Since I relocated to the United States a little more than three years ago I have been able to look with fresh eyes on Racism, particularly where it is related to politics. Few people will admit that they are a racist because of the stigma attached to the word. I am pretty sure that in this country I would never call myself a racist, although there are clearly a great number of them about. On hearing the word my mind immediately associates it with the South, where much of the population is either, in their minds, still fighting the Civil War, with the NRA, and with Trump and many of his followers. I do not yet have the vote, but have my papers filled out for citizenship (just have to find the $640 it costs to apply).
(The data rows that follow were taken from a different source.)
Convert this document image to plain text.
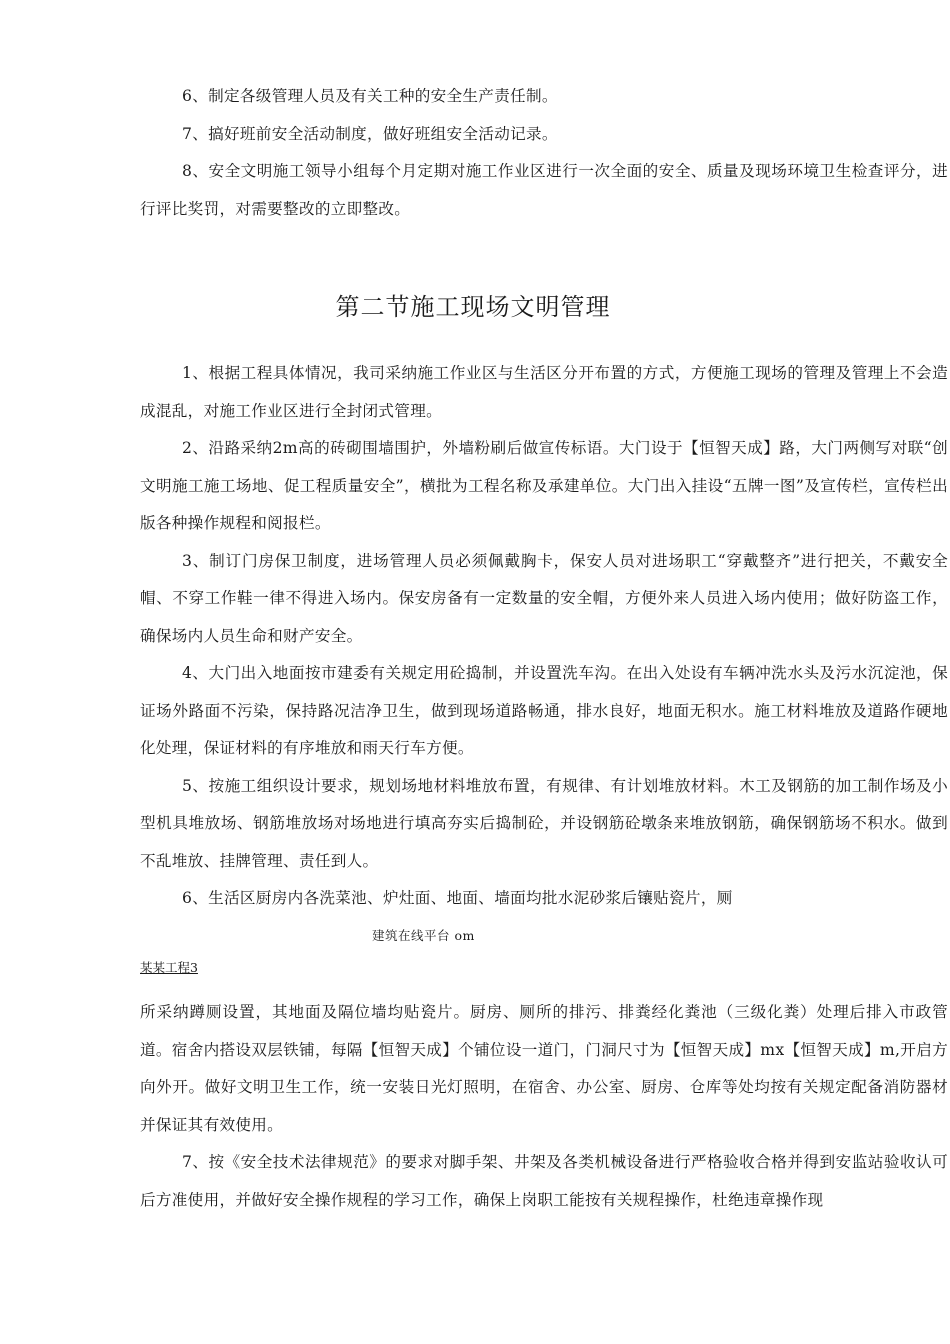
6、制定各级管理人员及有关工种的安全生产责任制。

7、搞好班前安全活动制度，做好班组安全活动记录。

8、安全文明施工领导小组每个月定期对施工作业区进行一次全面的安全、质量及现场环境卫生检查评分，进行评比奖罚，对需要整改的立即整改。

第二节施工现场文明管理

1、根据工程具体情况，我司采纳施工作业区与生活区分开布置的方式，方便施工现场的管理及管理上不会造成混乱，对施工作业区进行全封闭式管理。

2、沿路采纳2m高的砖砌围墙围护，外墙粉刷后做宣传标语。大门设于【恒智天成】路，大门两侧写对联“创文明施工施工场地、促工程质量安全”，横批为工程名称及承建单位。大门出入挂设“五牌一图”及宣传栏，宣传栏出版各种操作规程和阅报栏。

3、制订门房保卫制度，进场管理人员必须佩戴胸卡，保安人员对进场职工“穿戴整齐”进行把关，不戴安全帽、不穿工作鞋一律不得进入场内。保安房备有一定数量的安全帽，方便外来人员进入场内使用；做好防盗工作，确保场内人员生命和财产安全。

4、大门出入地面按市建委有关规定用砼捣制，并设置洗车沟。在出入处设有车辆冲洗水头及污水沉淀池，保证场外路面不污染，保持路况洁净卫生，做到现场道路畅通，排水良好，地面无积水。施工材料堆放及道路作硬地化处理，保证材料的有序堆放和雨天行车方便。

5、按施工组织设计要求，规划场地材料堆放布置，有规律、有计划堆放材料。木工及钢筋的加工制作场及小型机具堆放场、钢筋堆放场对场地进行填高夯实后捣制砼，并设钢筋砼墩条来堆放钢筋，确保钢筋场不积水。做到不乱堆放、挂牌管理、责任到人。

6、生活区厨房内各洗菜池、炉灶面、地面、墙面均批水泥砂浆后镶贴瓷片，厕

建筑在线平台 om
某某工程3

所采纳蹲厕设置，其地面及隔位墙均贴瓷片。厨房、厕所的排污、排粪经化粪池（三级化粪）处理后排入市政管道。宿舍内搭设双层铁铺，每隔【恒智天成】个铺位设一道门，门洞尺寸为【恒智天成】mx【恒智天成】m,开启方向外开。做好文明卫生工作，统一安装日光灯照明，在宿舍、办公室、厨房、仓库等处均按有关规定配备消防器材并保证其有效使用。

7、按《安全技术法律规范》的要求对脚手架、井架及各类机械设备进行严格验收合格并得到安监站验收认可后方准使用，并做好安全操作规程的学习工作，确保上岗职工能按有关规程操作，杜绝违章操作现
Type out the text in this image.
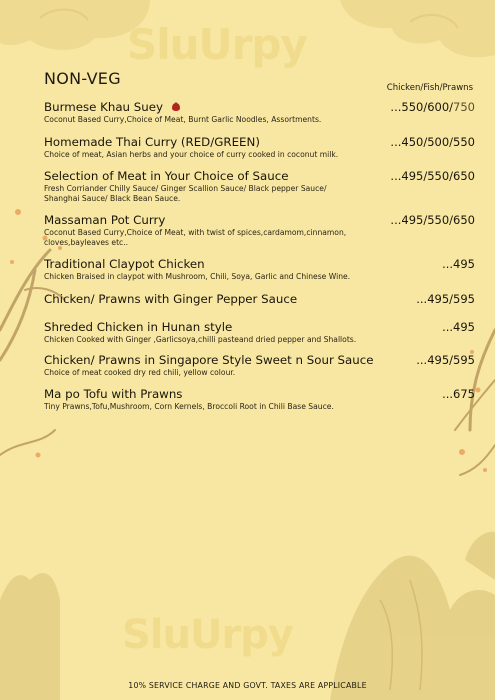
SluUrpy
SluUrpy
NON-VEG	Chicken/Fish/Prawns
Burmese Khau Suey	...550/600/750
Coconut Based Curry,Choice of Meat, Burnt Garlic Noodles, Assortments.
Homemade Thai Curry (RED/GREEN)	...450/500/550
Choice of meat, Asian herbs and your choice of curry cooked in coconut milk.
Selection of Meat in Your Choice of Sauce	...495/550/650
Fresh Corriander Chilly Sauce/ Ginger Scallion Sauce/ Black pepper Sauce/ Shanghai Sauce/ Black Bean Sauce.
Massaman Pot Curry	...495/550/650
Coconut Based Curry,Choice of Meat, with twist of spices,cardamom,cinnamon, cloves,bayleaves etc..
Traditional Claypot Chicken	...495
Chicken Braised in claypot with Mushroom, Chili, Soya, Garlic and Chinese Wine.
Chicken/ Prawns with Ginger Pepper Sauce	...495/595
Shreded Chicken in Hunan style	...495
Chicken Cooked with Ginger ,Garlicsoya,chilli pasteand dried pepper and Shallots.
Chicken/ Prawns in Singapore Style Sweet n Sour Sauce	...495/595
Choice of meat cooked dry red chili, yellow colour.
Ma po Tofu with Prawns	...675
Tiny Prawns,Tofu,Mushroom, Corn Kernels, Broccoli Root in Chili Base Sauce.
10% SERVICE CHARGE AND GOVT. TAXES ARE APPLICABLE
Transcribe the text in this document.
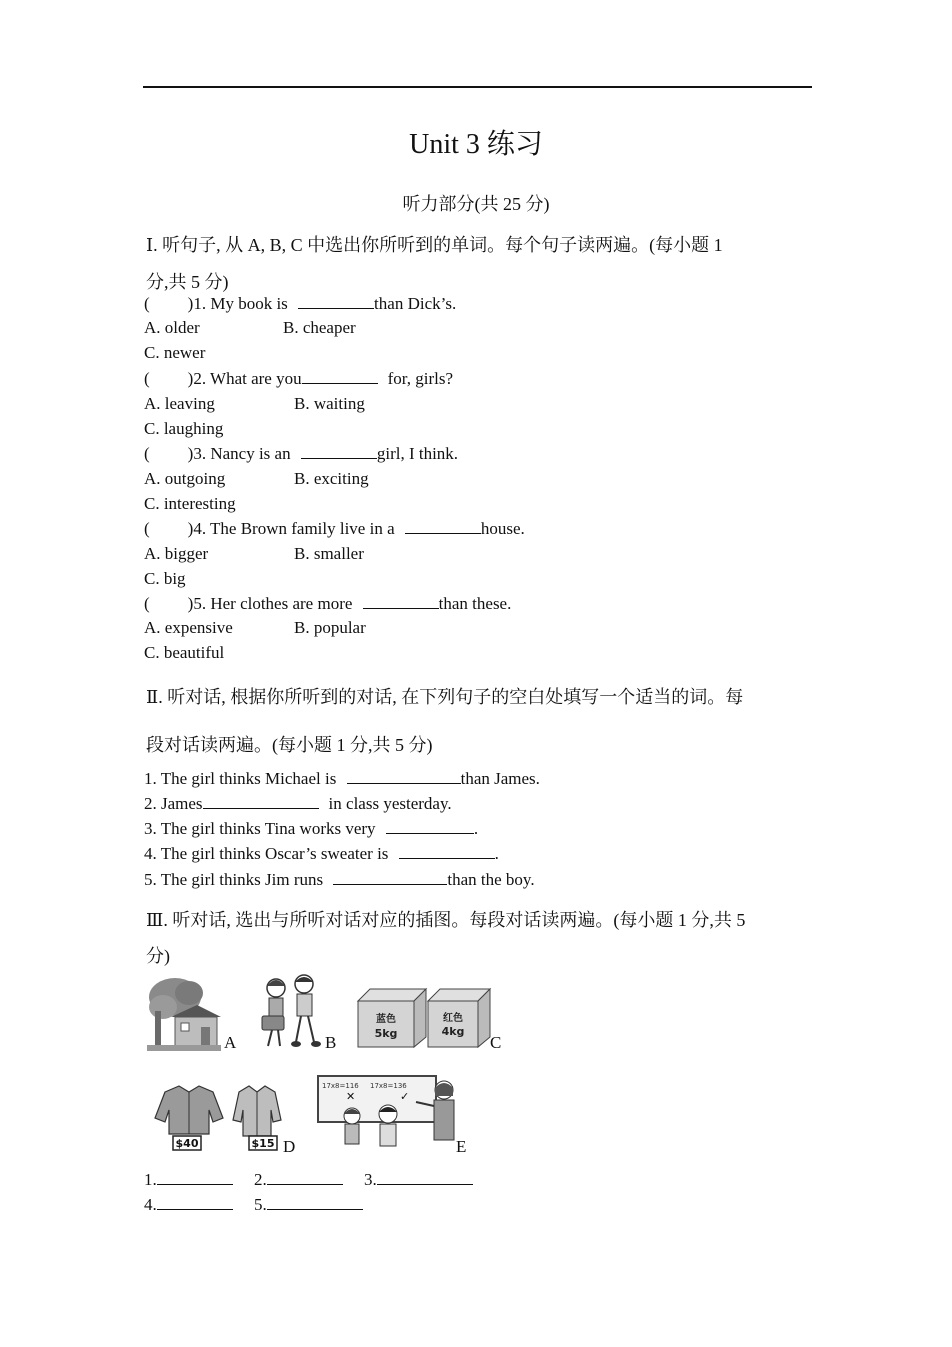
Unit 3 练习
听力部分(共 25 分)
Ⅰ. 听句子, 从 A, B, C 中选出你所听到的单词。每个句子读两遍。(每小题 1
分,共 5 分)
( )1. My book is	than Dick’s.
A. older	B. cheaper
C. newer
( )2. What are you	for, girls?
A. leaving	B. waiting
C. laughing
( )3. Nancy is an	girl, I think.
A. outgoing	B. exciting
C. interesting
( )4. The Brown family live in a	house.
A. bigger	B. smaller
C. big
( )5. Her clothes are more	than these.
A. expensive	B. popular
C. beautiful
Ⅱ. 听对话, 根据你所听到的对话, 在下列句子的空白处填写一个适当的词。每
段对话读两遍。(每小题 1 分,共 5 分)
1. The girl thinks Michael is	than James.
2. James	in class yesterday.
3. The girl thinks Tina works very	.
4. The girl thinks Oscar’s sweater is	.
5. The girl thinks Jim runs	than the boy.
Ⅲ. 听对话, 选出与所听对话对应的插图。每段对话读两遍。(每小题 1 分,共 5
分)
A	B
蓝色
5kg
红色
4kg
C
$40	$15 D
17x8=116 17x8=136
✕	✓
E
1.	2.	3.
4.	5.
When I do get the vote I will never be joining the ranks of the evangelists and the pro-lifers of the Right. It is very rare to see a person of color up here near the Canadian border - I venture to say that I have seen more black bears.

In South Africa, it was a lot different - but there, racism was also mostly related to politics. The ANC has adopted a reverse apartheid frame of mind. They are vehemently anti-white and in their own way racist. Living there as a white person it was inevitable that one countered with the opposite. Although at my farm in the rural Eastern Cape I developed a rapport with several of the locals, especially with Julia, who ran the local shebeen, and with Headman, the local preacher who doubled as a gardener and odd-job man. I would probably have admitted to racism while living in that country, though not to those people of color with whom I had a rapport, but with those hard-line politicians like Winnie Mandela and Zuma - and especially Robert Mugabe. How I cheered when I heard that he had finally been ousted.

According to True North News Vermont, where I now live, has been classified as a racist state - although this is refuted by an article in the Manchester Journal. I'm not sure that many people of color would want to come to live in a state where the winters have so much snow and last for a good six months. The coldest night I recorded last year was -35˚ C (-31˚ F) and for much of the time, we were colder than Alaska.